A few days ago, a revision of the Distribution Industry Development Act, which contains regulations on “super supermarkets,” or SMMs, was announced. However, it took seven months for the ruling and opposition parties to process the bill that had been drafted in April, and over 200 SSMs sprang up. They are all over the place now, and there has been much media coverage on the anger and frustration of merchants in traditional markets and of small shop owners.
I don’t feel assured that the bill has been finally processed. The hope is already dashed, and only an uncomfortable future awaits small business owners. Politics demands highly advanced communication skills to address various parties.
Corporate giants might criticize the move as a paternalistic policy, but officials should have sought a solution both parties find acceptable.
But it’s not too late.
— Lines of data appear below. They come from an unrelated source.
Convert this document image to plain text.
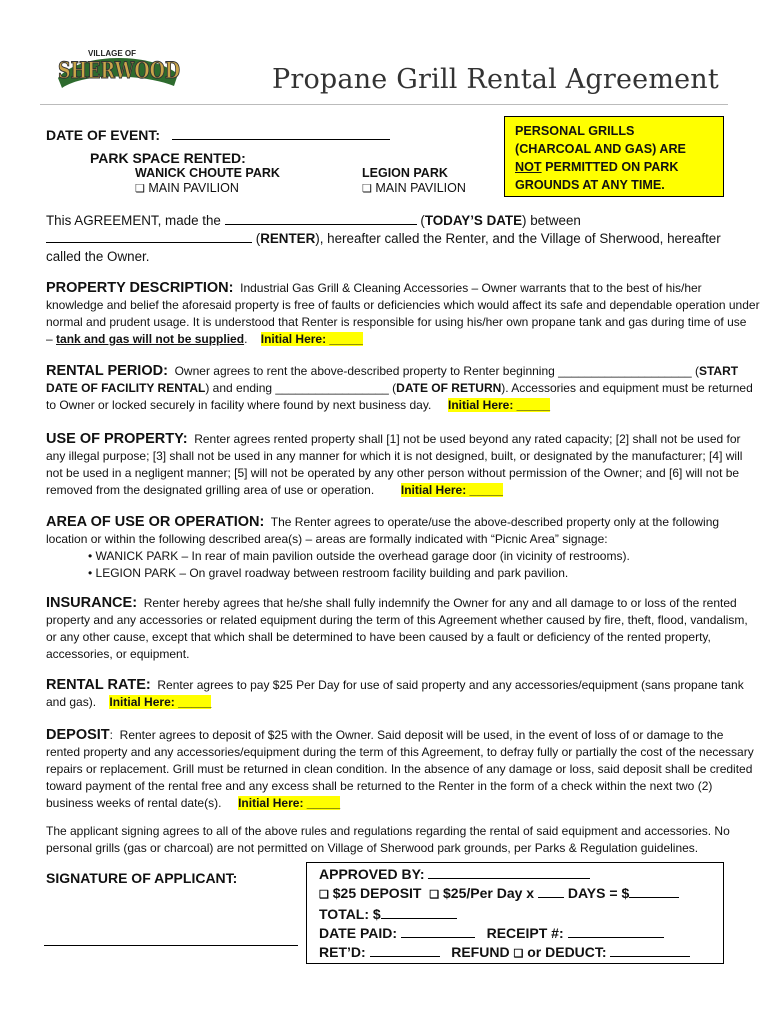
VILLAGE OF
SHERWOOD	Propane Grill Rental Agreement
DATE OF EVENT:
PARK SPACE RENTED:
WANICK CHOUTE PARK
❏ MAIN PAVILION
LEGION PARK
❏ MAIN PAVILION
PERSONAL GRILLS
(CHARCOAL AND GAS) ARE
NOT PERMITTED ON PARK
GROUNDS AT ANY TIME.
This AGREEMENT, made the	(TODAY’S DATE) between
(RENTER), hereafter called the Renter, and the Village of Sherwood, hereafter
called the Owner.
PROPERTY DESCRIPTION: Industrial Gas Grill & Cleaning Accessories – Owner warrants that to the best of his/her
knowledge and belief the aforesaid property is free of faults or deficiencies which would affect its safe and dependable operation under
normal and prudent usage. It is understood that Renter is responsible for using his/her own propane tank and gas during time of use
– tank and gas will not be supplied. Initial Here: _____
RENTAL PERIOD: Owner agrees to rent the above-described property to Renter beginning ____________________ (START
DATE OF FACILITY RENTAL) and ending _________________ (DATE OF RETURN). Accessories and equipment must be returned
to Owner or locked securely in facility where found by next business day. Initial Here: _____
USE OF PROPERTY: Renter agrees rented property shall [1] not be used beyond any rated capacity; [2] shall not be used for
any illegal purpose; [3] shall not be used in any manner for which it is not designed, built, or designated by the manufacturer; [4] will
not be used in a negligent manner; [5] will not be operated by any other person without permission of the Owner; and [6] will not be
removed from the designated grilling area of use or operation. Initial Here: _____
AREA OF USE OR OPERATION: The Renter agrees to operate/use the above-described property only at the following
location or within the following described area(s) – areas are formally indicated with “Picnic Area” signage:
• WANICK PARK – In rear of main pavilion outside the overhead garage door (in vicinity of restrooms).
• LEGION PARK – On gravel roadway between restroom facility building and park pavilion.
INSURANCE: Renter hereby agrees that he/she shall fully indemnify the Owner for any and all damage to or loss of the rented
property and any accessories or related equipment during the term of this Agreement whether caused by fire, theft, flood, vandalism,
or any other cause, except that which shall be determined to have been caused by a fault or deficiency of the rented property,
accessories, or equipment.
RENTAL RATE: Renter agrees to pay $25 Per Day for use of said property and any accessories/equipment (sans propane tank
and gas). Initial Here: _____
DEPOSIT: Renter agrees to deposit of $25 with the Owner. Said deposit will be used, in the event of loss of or damage to the
rented property and any accessories/equipment during the term of this Agreement, to defray fully or partially the cost of the necessary
repairs or replacement. Grill must be returned in clean condition. In the absence of any damage or loss, said deposit shall be credited
toward payment of the rental free and any excess shall be returned to the Renter in the form of a check within the next two (2)
business weeks of rental date(s). Initial Here: _____
The applicant signing agrees to all of the above rules and regulations regarding the rental of said equipment and accessories. No
personal grills (gas or charcoal) are not permitted on Village of Sherwood park grounds, per Parks & Regulation guidelines.
SIGNATURE OF APPLICANT:	APPROVED BY:
❏ $25 DEPOSIT ❏ $25/Per Day x DAYS = $
TOTAL: $
DATE PAID:	RECEIPT #:
RET’D:	REFUND ❏ or DEDUCT:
We should start looking for solutions and ideas to give hope to traditional markets and mom-and-pop shops. In October, the Sinjeong Market in Ulsan was chosen as the best of the 1,500 markets in the country and received a presidential award. There are eight super supermarkets within a 5-kilometer (3.1-mile) radius of the Sinjeong Market. However, the merchants are working together to create a busy, bustling marketplace, establishing a college for merchants with help from the Agency for Traditional Market Administration.
Neighborhood markets should be a cultural brand. Smaller traders and manufacturers also need protection. Let’s hope for a law that encourages mutual cooperation and growth. Let’s not give up here. If politicians really work for the people, they need to think hard. If we fail to communicate, we will all suffer. It is not an issue limited to traditional markets. It applies to all of us.
*The writer is CEO of the UCO Marketing Group.